Eine Forderung des “neuen” Feminismus ist es, die Migrantinnen zu berücksichtigen. Als ob Feminismus Frauen klassifizieren würde. Migrantinnen sind kein monolithischer Block. Es geht nicht um feministische Missionierung. Es geht um pluralistische Betrachtung. Wobei eine Selbstreflexion der weißen Frauenbewegung nie schaden kann, wenn es um Farbe bekennen geht, wie Belinda Kazeem formulierte.

Gewalt, Geschlecht, Kultur:
Wege aus der Sackgasse
Menschenhandel und Sklaverei sind ein massives Problem. Kinder, Frauen und Männer sind davon betroffen. Und es fand gestern, findet gerade jetzt und morgen statt, überall, jederzeit, immer wieder und unvorstellbar grausam in seiner Menschenmassen (12 Millionen!) traumatisierenden Vielfalt. Und wieder sind die meisten Opfer Frauen. Opfer, Überlebende und überraschend häufig Täterinnen. Häufiger als in allen anderen Formen der Gewalt. Joana Adesuwa Reiterer beleuchtete die (Un)Perspektive der Opfer:
Glaubt mir jemand?
Wird mir geholfen?
Wem kann ich trauen?
Schadet es meiner Familie?
Männer sind Konsumenten und dadurch Förderer der sexuellen Ausbeutung. Und Vergewaltigung ist das größte Kriegsverbrechen. Edith Schlaffer weist daher deutlich darauf hin, dass Sicherheit ein abstrakter Begriff ist und dass Angriff die beste Verteidigung ist. Und der stete Angriff hat mit Worten zu erfolgen und nicht mit Waffen oder Schweigen. Deshalb sollten alle Menschen sich die Worte von Betty Williams zu Herzen zu nehmen: Nicht schweigen, aufzeigen, reden, Verständnis für einander erwirken, aufklären und vor allem sofort aktiv werden. Ihr Wunsch ist es, dass Frauen nach diesem Kongress dazu motiviert sind.

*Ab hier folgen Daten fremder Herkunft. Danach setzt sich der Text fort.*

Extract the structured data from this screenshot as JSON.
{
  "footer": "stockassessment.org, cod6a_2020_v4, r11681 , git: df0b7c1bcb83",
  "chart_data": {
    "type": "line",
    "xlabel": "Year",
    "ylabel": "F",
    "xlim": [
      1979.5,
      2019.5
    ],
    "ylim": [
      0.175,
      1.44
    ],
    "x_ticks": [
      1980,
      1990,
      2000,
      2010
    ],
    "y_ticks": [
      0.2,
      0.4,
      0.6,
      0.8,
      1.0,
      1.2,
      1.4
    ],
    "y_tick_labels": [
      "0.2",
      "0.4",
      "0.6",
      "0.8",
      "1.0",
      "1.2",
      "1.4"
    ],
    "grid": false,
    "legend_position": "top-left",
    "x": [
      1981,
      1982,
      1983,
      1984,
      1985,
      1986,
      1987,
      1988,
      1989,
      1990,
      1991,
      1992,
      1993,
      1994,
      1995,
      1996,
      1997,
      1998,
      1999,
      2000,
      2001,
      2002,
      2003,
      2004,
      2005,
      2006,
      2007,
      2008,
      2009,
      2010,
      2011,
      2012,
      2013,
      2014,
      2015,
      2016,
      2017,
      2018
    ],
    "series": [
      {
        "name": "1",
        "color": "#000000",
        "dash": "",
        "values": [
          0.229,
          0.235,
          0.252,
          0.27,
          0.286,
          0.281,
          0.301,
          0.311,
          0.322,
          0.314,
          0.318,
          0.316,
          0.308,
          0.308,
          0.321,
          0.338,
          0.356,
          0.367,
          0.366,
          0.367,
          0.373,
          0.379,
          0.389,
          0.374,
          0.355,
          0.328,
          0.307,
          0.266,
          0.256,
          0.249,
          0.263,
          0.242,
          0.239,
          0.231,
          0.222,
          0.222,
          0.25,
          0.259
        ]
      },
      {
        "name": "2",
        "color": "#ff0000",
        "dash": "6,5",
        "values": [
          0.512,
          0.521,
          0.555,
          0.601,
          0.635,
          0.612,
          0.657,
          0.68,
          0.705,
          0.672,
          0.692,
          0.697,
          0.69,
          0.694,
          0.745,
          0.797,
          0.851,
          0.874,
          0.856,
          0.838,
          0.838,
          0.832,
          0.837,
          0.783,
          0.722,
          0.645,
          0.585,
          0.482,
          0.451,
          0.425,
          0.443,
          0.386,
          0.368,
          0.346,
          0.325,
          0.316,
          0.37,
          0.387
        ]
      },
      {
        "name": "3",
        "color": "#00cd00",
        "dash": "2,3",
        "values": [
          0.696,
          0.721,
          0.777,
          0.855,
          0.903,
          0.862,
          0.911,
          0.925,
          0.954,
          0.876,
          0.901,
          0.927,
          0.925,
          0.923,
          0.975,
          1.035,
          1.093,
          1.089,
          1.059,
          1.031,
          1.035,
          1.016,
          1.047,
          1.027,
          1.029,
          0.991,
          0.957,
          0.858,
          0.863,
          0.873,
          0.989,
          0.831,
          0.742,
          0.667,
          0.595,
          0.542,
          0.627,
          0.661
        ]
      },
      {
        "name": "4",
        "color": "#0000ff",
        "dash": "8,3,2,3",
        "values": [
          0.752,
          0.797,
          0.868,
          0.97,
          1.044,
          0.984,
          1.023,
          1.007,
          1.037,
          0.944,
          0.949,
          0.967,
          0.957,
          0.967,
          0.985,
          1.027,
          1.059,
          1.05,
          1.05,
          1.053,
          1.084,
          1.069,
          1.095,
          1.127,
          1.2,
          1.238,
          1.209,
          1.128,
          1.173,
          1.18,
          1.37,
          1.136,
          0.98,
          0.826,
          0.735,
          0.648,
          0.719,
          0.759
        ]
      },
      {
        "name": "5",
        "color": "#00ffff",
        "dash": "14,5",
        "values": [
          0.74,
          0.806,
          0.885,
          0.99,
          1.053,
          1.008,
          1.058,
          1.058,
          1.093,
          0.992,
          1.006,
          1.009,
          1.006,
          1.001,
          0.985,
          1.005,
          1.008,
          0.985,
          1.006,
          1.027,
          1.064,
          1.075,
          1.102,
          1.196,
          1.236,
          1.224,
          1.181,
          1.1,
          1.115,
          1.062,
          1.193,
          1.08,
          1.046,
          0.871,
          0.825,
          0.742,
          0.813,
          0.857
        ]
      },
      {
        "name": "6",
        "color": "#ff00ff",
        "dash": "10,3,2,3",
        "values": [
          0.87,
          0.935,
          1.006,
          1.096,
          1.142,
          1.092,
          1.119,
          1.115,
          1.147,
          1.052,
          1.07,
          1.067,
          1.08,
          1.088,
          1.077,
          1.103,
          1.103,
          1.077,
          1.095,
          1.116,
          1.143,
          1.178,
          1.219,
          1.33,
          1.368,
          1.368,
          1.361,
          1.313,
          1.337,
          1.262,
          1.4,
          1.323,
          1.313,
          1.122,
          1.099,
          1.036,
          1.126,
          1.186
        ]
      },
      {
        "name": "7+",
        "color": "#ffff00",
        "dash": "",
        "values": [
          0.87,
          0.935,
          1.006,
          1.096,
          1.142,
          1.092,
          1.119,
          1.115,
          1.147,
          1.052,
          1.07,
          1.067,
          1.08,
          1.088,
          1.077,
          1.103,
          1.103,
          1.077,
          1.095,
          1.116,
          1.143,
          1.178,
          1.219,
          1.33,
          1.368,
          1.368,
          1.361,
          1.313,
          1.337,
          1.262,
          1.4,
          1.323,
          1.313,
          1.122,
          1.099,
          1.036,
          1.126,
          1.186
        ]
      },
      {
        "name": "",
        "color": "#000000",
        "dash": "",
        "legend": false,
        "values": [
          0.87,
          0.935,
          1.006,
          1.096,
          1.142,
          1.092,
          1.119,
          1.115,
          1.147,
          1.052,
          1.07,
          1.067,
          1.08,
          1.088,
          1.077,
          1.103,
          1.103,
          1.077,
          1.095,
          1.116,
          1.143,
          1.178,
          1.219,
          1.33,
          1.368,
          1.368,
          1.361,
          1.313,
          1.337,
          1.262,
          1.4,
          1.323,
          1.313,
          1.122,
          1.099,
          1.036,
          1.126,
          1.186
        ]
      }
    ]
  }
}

Das ist auch mein Wunsch und hoffentlich werden am zweiten Tag mehr Frauen erreicht.
Und um noch einmal die treffsichere Sybille Hamann zu zitieren:
Feminismus macht das Leben schöner.
Feminismus tut nicht nur Frauen gut.
Feminismus bringt handfeste ökonomische Vorteile.
Ohne Feminismus verschwenden wir Ressourcen.